Falco 2, da ieri operativo il secondo elicottero di soccorso

Falco 2, da ieri operativo il secondo elicottero di soccorso

Il primo volo è stato alle 12.09, verso il rifugio Vandelli, in soccorso ad un 79enne veneziano che aveva accusato un dolore al petto. Nulla di grave, per fortuna, solo un grande spavento. Da ieri è operativo Falco 2, il “gemello” dello storico elicottero del Suem 118. 

Volerà sui cieli bellunesi per due mesi, fino al 20 settembre. E’ questa la prima differenza con la sperimentazione messa in atto lo scorso anno, grazie all’impegno di Dolomiti Emergency, nel 2022 il secondo elicottero ha operato fino a fine agosto: «Analizzando i flussi turistici, però – spiega il commissario dell’Ulss 1 Dolomiti, Giuseppe Dal Ben – abbiamo visto come la stagione si stia spostando sempre più avanti». 
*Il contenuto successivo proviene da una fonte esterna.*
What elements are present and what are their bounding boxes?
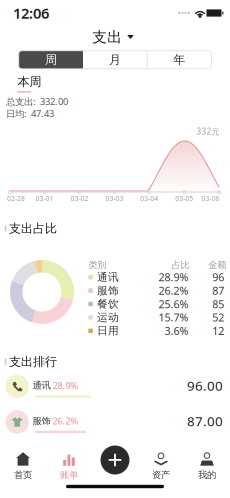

L’altra novità riguarda la «paternità» di Falco 2. Che si chiama così perché da quest’anno, con l’intervento diretto della Regione Veneto, il secondo elicottero di fatto è istituzionalizzato, ed è il vero gemello di Falco 1, anche nella livrea. Un upgrade, insomma: «Ringraziamo Dolomiti Emergency, che lo scorso anno si accollò l’intera spesa della sperimentazione – prosegue Dal Ben – da quest’anno la sinergia si rafforza: la Regione paga l’affitto del velivolo (ad Avincis, che fornisce velivoli e personale) e tutte le spese tecniche, mentre il costo dell’equipaggio fa capo a Dolomiti Emergency». 

Falco 2 sarà di base a Belluno, e questa è la terza differenza con lo scorso anno, quando ad accogliere il secondo elicottero di soccorso fu Cortina. Per accoglierlo e ricoverarlo quando non in volo è stato riaperto e risistemato il vecchio hangar dell’aeroporto Arturo Dell’Oro che fino a qualche anno fa ospitava gli elicotteri di Elidolomiti. 

Ma quanto serve un secondo elicottero? Moltissimo, lo dicono i numeri. Da gennaio a luglio 2023 sono stati 505 gli interventi di elisoccorso. In 418 occasioni è intervenuto Falco, mentre negli altri casi il supporto è arrivato dai velivoli del Friuli, di Treviso o del Trentino Alto Adige. «Con l’implementazione del secondo equipaggio – puntualizza Giulio Trillò, direttore del Suem 118 di Pieve di Cadore – potremo dare risposte ancora migliori a turisti e residenti, senza naturalmente azzerare le preziose collaborazioni con gli altri territori».

Senza tralasciare, come ricorda Alex Barattin, delegato del Soccorso alpino Dolomiti bellunesi, che in questo modo anche i preziosi “uomini in rosso” potranno operare con maggiore sicurezza. Così come residenti e turisti potranno contare su un aiuto in più. Ma senza mai dimenticare, ammonisce Barattin, che si tratta di elisoccorso, non di aerotaxi.